Un Jour le vieux Calao, dont la vue avait beaucoup baissé, flânant de son pas lent et balancé, avait rencontré sur un sentier un crapaud ; celui-ci n’avait-il pas eu le temps, ou peut-être simplement l’intention de le saluer? (Car il ne faut point croire que tous les crapauds furent toujours, ou sont devenus de nos jours, d’une politesse extrême.)
Le vagabond sautillant ne s’expliqua pas. A supposer qu’il l’eût voulu faire, Calao-le-vieux ne lui en avait pas offert l’occasion ; projetant son long cou sur ce qui bondissait devant ses yeux qui n’étaient plus assez bons, il avait refermé son bec sur le crapaud qui tel une boulette de pâte de mil copieusement enrobée d’une sauce filante de gombo avait suivi docilement le chemin qui mène au ventre.
– Dire, avait pensé Calao-le-vieux, dire que j’ai failli terminer mes jours déjà si longs, sans connaître cette chair succulente, ni le goût du crapaud.
II s’en était revenu au village et avait raconté la chose à son griot.
– Maître, avait dit celui-ci, il ne tient qu’à vous de vous en régaler, toi, tes enfants et tes amis.
– Mais comment faire ? s’enquit le vieux serpentaire.
– Maître, un gendre refusera-t-il jamais à son beau-père une journée de travail au champ ?
– Pas chez nous.
– Ni ailleurs. Maître ! Demande donc au tien de venir payer sa dette de gendre en retournant ton champ. C’est un bon fils dans son village, il viendra avec ses amis et les amis de ses amis.
Il en fut ainsi, quand Calao-le-vieux envoya dire au mari de sa fille qu’il était temps qu’il vînt lui prêter ses bras, car la lune des semailles approchait.

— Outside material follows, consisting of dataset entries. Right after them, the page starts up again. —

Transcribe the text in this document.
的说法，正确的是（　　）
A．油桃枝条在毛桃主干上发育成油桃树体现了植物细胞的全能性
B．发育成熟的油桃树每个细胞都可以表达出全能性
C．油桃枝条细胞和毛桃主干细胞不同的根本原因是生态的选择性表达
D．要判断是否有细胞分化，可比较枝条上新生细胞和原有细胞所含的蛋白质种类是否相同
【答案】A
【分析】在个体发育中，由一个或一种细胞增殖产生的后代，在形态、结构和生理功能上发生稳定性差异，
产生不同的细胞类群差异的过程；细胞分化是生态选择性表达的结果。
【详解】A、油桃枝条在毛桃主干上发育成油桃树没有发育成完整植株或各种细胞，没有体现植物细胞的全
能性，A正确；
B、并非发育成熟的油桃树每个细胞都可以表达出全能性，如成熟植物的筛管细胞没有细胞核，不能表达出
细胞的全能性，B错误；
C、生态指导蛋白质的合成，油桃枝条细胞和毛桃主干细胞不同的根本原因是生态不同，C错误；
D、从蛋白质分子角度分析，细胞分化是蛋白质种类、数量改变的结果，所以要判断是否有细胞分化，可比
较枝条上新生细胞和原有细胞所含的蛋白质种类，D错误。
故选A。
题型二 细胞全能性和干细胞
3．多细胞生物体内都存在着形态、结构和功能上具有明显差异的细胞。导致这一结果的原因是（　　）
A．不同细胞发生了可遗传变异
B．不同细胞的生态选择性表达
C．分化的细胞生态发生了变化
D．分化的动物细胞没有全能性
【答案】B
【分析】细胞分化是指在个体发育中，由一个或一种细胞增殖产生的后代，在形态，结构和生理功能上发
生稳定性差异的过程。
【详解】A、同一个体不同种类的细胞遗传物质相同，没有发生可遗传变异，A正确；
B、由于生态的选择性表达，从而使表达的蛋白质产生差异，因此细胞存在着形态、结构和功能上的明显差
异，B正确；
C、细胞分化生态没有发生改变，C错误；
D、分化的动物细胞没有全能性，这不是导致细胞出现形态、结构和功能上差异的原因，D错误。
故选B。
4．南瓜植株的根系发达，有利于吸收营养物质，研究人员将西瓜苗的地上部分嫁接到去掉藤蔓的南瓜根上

Griots et tam-tams en tête, le gendre avec ses amis, les amis de ses amis et les amis de leurs amis partirent au premier chant du coq de Keur-M’Bott leur village, pour être à Keur-Calao avant leur lever du soleil. Ils y furent de bonne heure, et décidés à abattre une besogne digne d’eux, s’en allèrent tout droit au champ de Calao-le-vieux. Les tam-tams bourdonnaient, et les chants qu’ils rythmaient rendaient agréable le travail. Tam-tams et chants réveillèrent ceux du village, et le premier de tous, le Griot de Calao-le-vieux, qui alla dire à son Maître :
– Maître, je crois bien que votre festin est prêt.
Calao-le-vieux, sa progéniture, ses amis et leur progéniture s’avancèrent lentement vers le champ qu’ils entourèrent de tous côtés ; puis ils bondirent sur les laborieux crapauds occupés à arracher les mauvaises herbes et à retourner la terre- Griots, musiciens et chanteurs ayant été happés les premiers, les tam-tams et les voix se turent et l’on n’entendit plus, un long temps, que le clap-clap des becs qui se fermaient, s’ouvraient et se refermaient.
Sautillant, bondissant, boitant, les pauvres crapauds cherchaient à s’enfuir, pour finir dans la nuit noire des ventres des Calaos.
Seuls, trois d’entre eux, dont l’arrière-arrière-grand-père de l’arrière-arrière-grand-père de Mamou-Mamatt-M’Bott, l’arrière-grand-père des grands-parents de M’Bott-le-Crapaud, purent se sauver et vinrent raconter à Keur-M’Bott leur triste et tragique équipée.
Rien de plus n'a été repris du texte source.